Informacoes sobre ordens
| Nome do Produto | Numero de Catalogo | UNID | Preco | Qde | FAVORITOS | |
Oxr1 Plasmídeo de ativação de CRISPR (m) | sc-431284-ACT | 20 µg | $397.00 |
Oxr1 (resistência à oxidação 1) em camundongo codifica uma proteína responsiva ao estresse que sustenta a resiliência neuronal e celular ao dano oxidativo, modulando a homeostase redox e preservando a integridade do genoma. Oxr1 está implicado na função mitocondrial, na desintoxicação de espécies reativas de oxigênio e em vias de resposta a danos no DNA que influenciam a sobrevivência celular sob estresse metabólico ou ambiental. A perturbação da expressão de Oxr1 tem sido associada a fenótipos relevantes para a neurodegeneração e a maior sensibilidade à lesão oxidativa, tornando-o útil para estudar mecanismos de manutenção neuronal e adaptação ao estresse. Como regulador da tolerância ao estresse oxidativo, Oxr1 oferece um alvo acessível para dissecar o crosstalk entre disfunção mitocondrial, sinalização de dano ao DNA e proteostase.

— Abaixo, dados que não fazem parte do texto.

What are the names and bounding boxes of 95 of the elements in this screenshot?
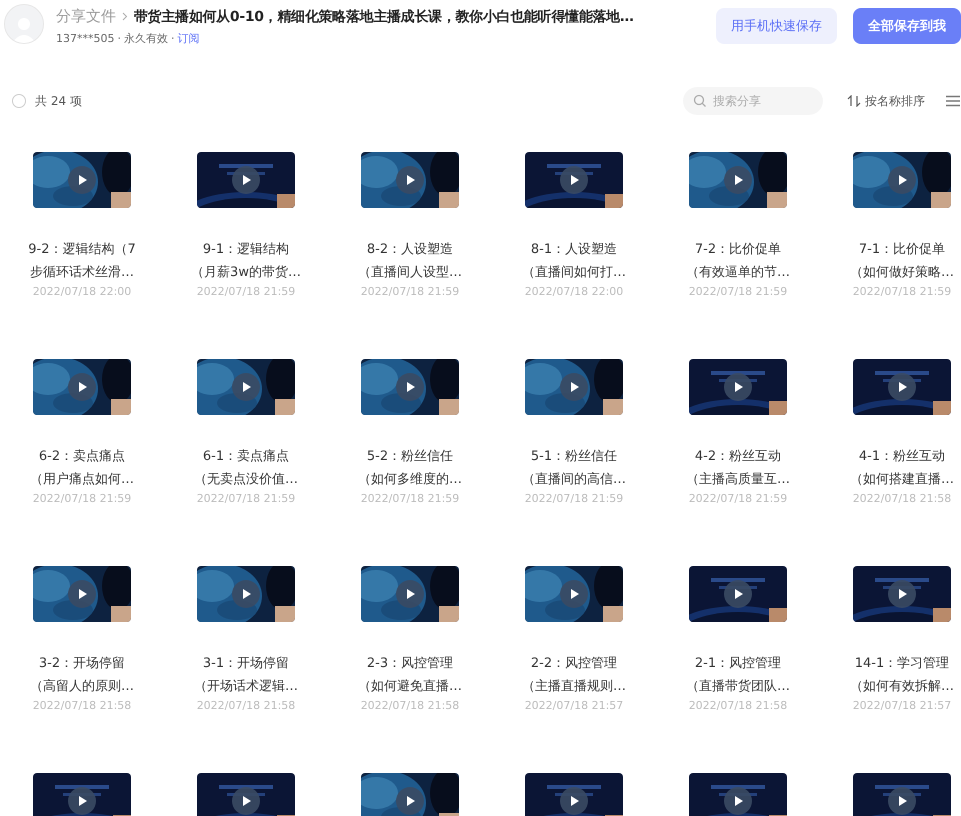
file-title[interactable]: 3-2：开场停留: [38, 652, 126, 675]
file-title[interactable]: （高留人的原则…: [30, 675, 134, 698]
file-date: 2022/07/18 21:59: [196, 492, 296, 505]
validity-text: 永久有效: [124, 31, 168, 46]
file-title[interactable]: （如何有效拆解…: [850, 675, 954, 698]
file-date: 2022/07/18 22:00: [32, 285, 132, 298]
chevron-icon: [122, 12, 128, 21]
file-title[interactable]: （直播带货团队…: [686, 675, 790, 698]
file-title[interactable]: （主播高质量互…: [686, 468, 790, 491]
play-icon: [68, 787, 96, 815]
file-title[interactable]: 6-2：卖点痛点: [38, 445, 126, 468]
share-title: 带货主播如何从0-10，精细化策略落地主播成长课，教你小白也能听得懂能落地…: [134, 8, 634, 26]
item-count: 共 24 项: [35, 92, 83, 110]
play-icon: [724, 373, 752, 401]
play-icon: [396, 787, 424, 815]
file-date: 2022/07/18 21:58: [852, 492, 952, 505]
play-icon: [888, 373, 916, 401]
play-icon: [232, 373, 260, 401]
select-all-radio[interactable]: [12, 94, 26, 108]
play-icon: [724, 166, 752, 194]
file-title[interactable]: （如何避免直播…: [358, 675, 462, 698]
separator-dot: ·: [118, 32, 121, 45]
file-title[interactable]: 9-2：逻辑结构（7: [28, 238, 136, 261]
file-date: 2022/07/18 21:58: [360, 699, 460, 712]
file-date: 2022/07/18 21:59: [524, 492, 624, 505]
play-icon: [560, 580, 588, 608]
play-icon: [888, 580, 916, 608]
file-title[interactable]: 4-1：粉丝互动: [858, 445, 946, 468]
file-date: 2022/07/18 21:57: [852, 699, 952, 712]
avatar: [4, 4, 44, 44]
sort-arrows-icon: [847, 95, 861, 107]
file-title[interactable]: （主播直播规则…: [522, 675, 626, 698]
file-title[interactable]: （如何多维度的…: [358, 468, 462, 491]
file-title[interactable]: （直播间的高信…: [522, 468, 626, 491]
file-date: 2022/07/18 21:57: [524, 699, 624, 712]
play-icon: [888, 787, 916, 815]
file-title[interactable]: （开场话术逻辑…: [194, 675, 298, 698]
sort-button[interactable]: 按名称排序: [847, 92, 925, 110]
file-date: 2022/07/18 21:59: [852, 285, 952, 298]
play-icon: [396, 166, 424, 194]
file-title[interactable]: 5-1：粉丝信任: [530, 445, 618, 468]
file-title[interactable]: （如何做好策略…: [850, 261, 954, 284]
menu-icon[interactable]: [945, 95, 961, 107]
file-title[interactable]: 7-1：比价促单: [858, 238, 946, 261]
file-title[interactable]: （直播间人设型…: [358, 261, 462, 284]
play-icon: [232, 580, 260, 608]
file-title[interactable]: 步循环话术丝滑…: [30, 261, 134, 284]
play-icon: [560, 373, 588, 401]
file-title[interactable]: 8-2：人设塑造: [366, 238, 454, 261]
subscribe-link[interactable]: 订阅: [178, 31, 200, 46]
play-icon: [68, 166, 96, 194]
save-all-button[interactable]: 全部保存到我: [853, 8, 961, 44]
file-date: 2022/07/18 22:00: [524, 285, 624, 298]
search-icon: [693, 94, 707, 108]
file-date: 2022/07/18 21:59: [688, 492, 788, 505]
mobile-save-button[interactable]: 用手机快速保存: [716, 8, 837, 44]
file-date: 2022/07/18 21:58: [32, 699, 132, 712]
file-title[interactable]: 6-1：卖点痛点: [202, 445, 290, 468]
play-icon: [232, 166, 260, 194]
file-date: 2022/07/18 21:59: [360, 492, 460, 505]
play-icon: [560, 787, 588, 815]
file-title[interactable]: （月薪3w的带货…: [191, 261, 301, 284]
play-icon: [396, 580, 424, 608]
file-date: 2022/07/18 21:59: [360, 285, 460, 298]
file-date: 2022/07/18 21:58: [196, 699, 296, 712]
play-icon: [68, 373, 96, 401]
file-title[interactable]: （无卖点没价值…: [194, 468, 298, 491]
file-title[interactable]: 2-1：风控管理: [694, 652, 782, 675]
play-icon: [560, 166, 588, 194]
play-icon: [232, 787, 260, 815]
owner-id: 137***505: [56, 32, 114, 45]
play-icon: [724, 787, 752, 815]
file-title[interactable]: （直播间如何打…: [522, 261, 626, 284]
file-title[interactable]: 4-2：粉丝互动: [694, 445, 782, 468]
file-date: 2022/07/18 21:59: [688, 285, 788, 298]
file-title[interactable]: 7-2：比价促单: [694, 238, 782, 261]
file-title[interactable]: 8-1：人设塑造: [530, 238, 618, 261]
file-title[interactable]: 14-1：学习管理: [854, 652, 950, 675]
file-title[interactable]: （如何搭建直播…: [850, 468, 954, 491]
file-date: 2022/07/18 21:58: [688, 699, 788, 712]
file-title[interactable]: 2-3：风控管理: [366, 652, 454, 675]
play-icon: [888, 166, 916, 194]
file-date: 2022/07/18 21:59: [32, 492, 132, 505]
file-title[interactable]: （用户痛点如何…: [30, 468, 134, 491]
play-icon: [724, 580, 752, 608]
file-date: 2022/07/18 21:59: [196, 285, 296, 298]
file-title[interactable]: （有效逼单的节…: [686, 261, 790, 284]
play-icon: [68, 580, 96, 608]
search-field[interactable]: 搜索分享: [683, 87, 823, 115]
file-title[interactable]: 3-1：开场停留: [202, 652, 290, 675]
play-icon: [396, 373, 424, 401]
file-title[interactable]: 5-2：粉丝信任: [366, 445, 454, 468]
file-title[interactable]: 2-2：风控管理: [530, 652, 618, 675]
separator-dot: ·: [171, 32, 174, 45]
file-title[interactable]: 9-1：逻辑结构: [202, 238, 290, 261]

Oxr1 O Plasmídeo de Ativação CRISPR (m) oferece uma abordagem direcionada e não destrutiva para regular positivamente a expressão endógena de Oxr1 sem alterar a sequência de ADN subjacente.

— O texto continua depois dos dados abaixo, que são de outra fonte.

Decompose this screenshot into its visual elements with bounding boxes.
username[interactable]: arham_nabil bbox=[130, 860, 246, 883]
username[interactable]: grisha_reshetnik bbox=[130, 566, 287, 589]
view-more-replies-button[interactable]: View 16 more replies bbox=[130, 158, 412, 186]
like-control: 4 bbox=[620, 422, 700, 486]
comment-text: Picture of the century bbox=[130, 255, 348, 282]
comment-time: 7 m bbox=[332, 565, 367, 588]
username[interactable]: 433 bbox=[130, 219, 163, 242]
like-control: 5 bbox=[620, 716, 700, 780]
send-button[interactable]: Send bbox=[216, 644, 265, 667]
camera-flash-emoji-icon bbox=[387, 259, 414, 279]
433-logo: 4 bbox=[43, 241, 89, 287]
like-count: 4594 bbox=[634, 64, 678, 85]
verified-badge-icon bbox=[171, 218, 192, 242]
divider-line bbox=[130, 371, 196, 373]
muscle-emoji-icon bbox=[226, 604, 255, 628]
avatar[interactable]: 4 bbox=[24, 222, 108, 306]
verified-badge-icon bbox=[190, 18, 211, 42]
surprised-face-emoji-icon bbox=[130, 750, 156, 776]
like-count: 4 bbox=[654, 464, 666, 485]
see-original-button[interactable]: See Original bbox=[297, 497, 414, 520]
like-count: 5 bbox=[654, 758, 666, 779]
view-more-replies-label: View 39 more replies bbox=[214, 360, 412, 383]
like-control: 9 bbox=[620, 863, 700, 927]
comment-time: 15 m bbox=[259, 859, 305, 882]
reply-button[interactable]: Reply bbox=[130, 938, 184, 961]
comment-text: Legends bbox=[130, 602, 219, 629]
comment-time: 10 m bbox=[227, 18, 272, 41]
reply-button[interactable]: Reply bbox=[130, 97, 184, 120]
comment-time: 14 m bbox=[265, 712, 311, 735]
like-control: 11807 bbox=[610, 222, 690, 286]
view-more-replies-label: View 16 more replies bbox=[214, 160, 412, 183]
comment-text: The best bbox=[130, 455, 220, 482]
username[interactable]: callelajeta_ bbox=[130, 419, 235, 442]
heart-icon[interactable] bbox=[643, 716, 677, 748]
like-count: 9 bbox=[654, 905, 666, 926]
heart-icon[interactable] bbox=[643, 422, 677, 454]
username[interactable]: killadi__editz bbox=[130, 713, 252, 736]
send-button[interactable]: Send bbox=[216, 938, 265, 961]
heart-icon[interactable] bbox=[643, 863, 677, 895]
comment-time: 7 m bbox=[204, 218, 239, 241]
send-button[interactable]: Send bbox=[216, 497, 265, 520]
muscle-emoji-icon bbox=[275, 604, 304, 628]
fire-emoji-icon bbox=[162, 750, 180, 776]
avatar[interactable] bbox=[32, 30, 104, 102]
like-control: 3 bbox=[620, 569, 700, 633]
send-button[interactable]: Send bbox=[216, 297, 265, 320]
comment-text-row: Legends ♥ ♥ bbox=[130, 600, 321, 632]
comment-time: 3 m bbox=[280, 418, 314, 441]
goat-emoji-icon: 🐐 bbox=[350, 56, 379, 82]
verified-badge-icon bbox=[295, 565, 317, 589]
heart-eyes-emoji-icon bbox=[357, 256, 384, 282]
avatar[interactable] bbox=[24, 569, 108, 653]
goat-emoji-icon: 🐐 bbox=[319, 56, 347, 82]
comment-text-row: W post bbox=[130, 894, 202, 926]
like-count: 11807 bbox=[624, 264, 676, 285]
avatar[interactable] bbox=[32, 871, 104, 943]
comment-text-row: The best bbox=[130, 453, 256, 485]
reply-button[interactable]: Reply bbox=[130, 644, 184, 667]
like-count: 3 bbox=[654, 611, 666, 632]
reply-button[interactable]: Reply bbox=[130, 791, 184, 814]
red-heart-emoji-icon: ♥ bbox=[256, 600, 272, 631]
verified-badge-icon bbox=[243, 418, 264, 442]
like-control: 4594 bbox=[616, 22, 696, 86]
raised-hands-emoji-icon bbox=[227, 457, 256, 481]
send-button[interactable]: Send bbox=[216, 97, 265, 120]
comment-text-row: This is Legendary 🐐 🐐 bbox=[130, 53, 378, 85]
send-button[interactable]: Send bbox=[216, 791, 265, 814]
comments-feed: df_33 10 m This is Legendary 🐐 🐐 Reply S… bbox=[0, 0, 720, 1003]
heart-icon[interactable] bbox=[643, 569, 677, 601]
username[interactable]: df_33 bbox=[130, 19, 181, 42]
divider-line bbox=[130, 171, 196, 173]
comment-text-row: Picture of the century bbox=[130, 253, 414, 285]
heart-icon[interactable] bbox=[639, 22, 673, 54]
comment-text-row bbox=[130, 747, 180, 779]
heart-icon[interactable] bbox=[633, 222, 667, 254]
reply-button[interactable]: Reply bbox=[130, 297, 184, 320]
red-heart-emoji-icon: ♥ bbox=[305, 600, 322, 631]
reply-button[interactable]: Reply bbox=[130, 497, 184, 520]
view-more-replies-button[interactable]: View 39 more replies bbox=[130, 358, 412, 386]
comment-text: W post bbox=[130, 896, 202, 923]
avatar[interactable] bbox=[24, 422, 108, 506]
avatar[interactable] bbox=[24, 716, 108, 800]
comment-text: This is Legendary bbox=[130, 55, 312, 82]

Oxr1 O Plasmídeo de Ativação CRISPR (m) é um sistema mediador de ativação sinérgica (SAM) de três plasmídeos, concebido para a regulação positiva transcricional altamente eficiente e específica do locus Oxr1 em linhas celulares humanas. O sistema é construído em torno de uma Cas9 cataliticamente inativa (dCas9) portadora de duas mutações inativadoras (D10A e N863A) que eliminam a atividade nuclease, preservando simultaneamente a ligação ao ADN. Esta dCas9 é fundida com VP64, um potente ativador transcricional, e é coexpressa com um gene de resistência à blasticidina para seleção. O segundo plasmídeo codifica a proteína de fusão MS2-p65-HSF1, um complexo ativador secundário que atua em conjunto com o dCas9-VP64, juntamente com um gene de resistência à higromicina. O terceiro plasmídeo codifica um sgRNA de 20 nt específico para o alvo, fundido a dois aptâmeros de RNA MS2 que recrutam o complexo MS2-p65-HSF1 para o local de ativação, acompanhado por um gene de resistência à puromicina. Os três plasmídeos são administrados numa proporção de massa de 1:1:1 para uma expressão equilibrada de todos os componentes do sistema.
Uma vez montado no locus alvo, o complexo SAM liga-se a cerca de 200 pb a montante do local de início da transcrição Oxr1, onde VP64, p65 e HSF1 atuam em conjunto para recrutar a maquinaria transcricional e impulsionar a regulação positiva da expressão endógena de Oxr1. Ao contrário da Cas9 com atividade nuclease, o dCas9 não introduz quebras de cadeia dupla nem modifica a sequência genómica, preservando o locus Oxr1 nativo e permitindo o estudo de respostas transcricionais dependentes de Oxr1 no locus endógeno, tornando-o uma ferramenta valiosa para estudos funcionais, identificação de genes-alvo e modelagem da restauração da via Oxr1 em células tumorais com expressão de Oxr1 silenciada ou reduzida.
Apenas para uso em investigação. Não se destina a uso diagnóstico ou terapêutico.